As sucessivas mudanças organizacionais brasileiras podem ser explicadas pela aprendizagem na resolução de problemas, como a crise da dívida, e pelas novas mudanças institucionais negociadas em sistemas políticos sob a pressão de grupos de interesse. O processo de aprendizagem iniciou-se em 1982, com a contribuição do Fundo Monetário Internacional, na definição dos critérios de mensuração das

“Necessidades de Financiamento do Setor Público (NFSP)” e no processo de verificação do cumprimento das metas de redução do déficit público assumidas pelo país com o próprio FMI,129 seguida por mudanças institucionais após a democratização.

Finalmente, após um longo processo de reorganização, ação e reação de grupos de interesses com relação à organização institucional, dá-se o encerramento da Conta Movimento em 1988 e desvincula-se das atividades de fomento do Banco do Brasil.

Porém, persiste na Federação a fragmentação de autoridade compartilhada com estados brasileiros. Governos estaduais autorizavam a criação de bancos estaduais que financiavam atividades públicas com endividamento excessivo, sem capacidade de pagamento, expandiam crédito sem controle do Banco Central até 1995. Essas dificuldades políticas persistem até 2005, não assegurando autonomia de jure. A autonomia do Banco Central e a regulamentação do artigo 192 da Constituição Federal de 1988 não têm sido prioridade, ou seja, aguardam maior consenso político.

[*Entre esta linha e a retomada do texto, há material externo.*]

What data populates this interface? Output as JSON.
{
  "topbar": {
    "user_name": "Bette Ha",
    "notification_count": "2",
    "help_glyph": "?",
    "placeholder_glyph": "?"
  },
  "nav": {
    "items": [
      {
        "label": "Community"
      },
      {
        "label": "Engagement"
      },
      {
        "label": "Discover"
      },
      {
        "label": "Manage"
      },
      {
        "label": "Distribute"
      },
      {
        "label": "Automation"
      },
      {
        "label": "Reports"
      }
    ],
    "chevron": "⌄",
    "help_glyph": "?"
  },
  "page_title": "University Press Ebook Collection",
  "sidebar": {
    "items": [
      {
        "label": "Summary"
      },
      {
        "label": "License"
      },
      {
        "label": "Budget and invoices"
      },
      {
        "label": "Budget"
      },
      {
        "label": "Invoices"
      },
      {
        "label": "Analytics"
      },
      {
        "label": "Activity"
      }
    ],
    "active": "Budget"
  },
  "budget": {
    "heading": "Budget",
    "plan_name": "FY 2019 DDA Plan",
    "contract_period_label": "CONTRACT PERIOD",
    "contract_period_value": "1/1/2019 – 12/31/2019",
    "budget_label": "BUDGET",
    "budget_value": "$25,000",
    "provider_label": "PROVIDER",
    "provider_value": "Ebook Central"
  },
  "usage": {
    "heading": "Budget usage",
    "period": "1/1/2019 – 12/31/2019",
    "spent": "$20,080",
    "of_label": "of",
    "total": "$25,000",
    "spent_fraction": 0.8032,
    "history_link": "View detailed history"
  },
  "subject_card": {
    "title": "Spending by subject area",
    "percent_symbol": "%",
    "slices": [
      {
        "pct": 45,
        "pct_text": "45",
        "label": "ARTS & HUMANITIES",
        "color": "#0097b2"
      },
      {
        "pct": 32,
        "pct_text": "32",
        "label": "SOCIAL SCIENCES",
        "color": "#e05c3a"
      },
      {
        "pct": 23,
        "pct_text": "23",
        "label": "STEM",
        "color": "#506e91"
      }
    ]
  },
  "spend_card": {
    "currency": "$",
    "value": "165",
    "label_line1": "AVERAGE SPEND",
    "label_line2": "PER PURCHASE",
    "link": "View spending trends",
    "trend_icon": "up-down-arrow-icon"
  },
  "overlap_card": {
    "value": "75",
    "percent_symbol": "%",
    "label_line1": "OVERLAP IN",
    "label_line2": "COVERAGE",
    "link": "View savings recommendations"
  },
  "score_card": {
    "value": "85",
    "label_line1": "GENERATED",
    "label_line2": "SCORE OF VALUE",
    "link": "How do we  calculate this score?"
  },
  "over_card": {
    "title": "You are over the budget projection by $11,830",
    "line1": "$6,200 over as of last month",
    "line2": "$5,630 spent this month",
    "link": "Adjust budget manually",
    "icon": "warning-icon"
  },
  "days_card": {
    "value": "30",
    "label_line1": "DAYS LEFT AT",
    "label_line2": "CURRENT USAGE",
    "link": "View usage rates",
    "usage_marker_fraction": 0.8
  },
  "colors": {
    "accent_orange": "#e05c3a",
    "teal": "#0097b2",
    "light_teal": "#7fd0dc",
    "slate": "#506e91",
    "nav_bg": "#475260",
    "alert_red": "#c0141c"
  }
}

A autoridade política interna do Banco Central do Brasil começa a ser reconstruída pelo consentimento político de governadores a partir de 1995. Esse consentimento de governadores permitiu a intervenção e posterior privatização, liquidação e transformação dos bancos estaduais e a federalização das dívidas estaduais. Esta autoridade é reforçada em 1999 por decreto presidencial que institui a meta inflacionária como instrumento de política monetária, e em 2000, pela definição de limites no endividamento público - a Lei de Responsabilidade Fiscal. Entretanto, não existe coesão política para uma nova institucionalização do Banco Central do Brasil e reformulação da Lei nº 4595, que o criou. Até o final de 2005, nenhum projeto de lei sobre uma nova institucionalidade do Banco Central foi discutido no Congresso Nacional brasileiro.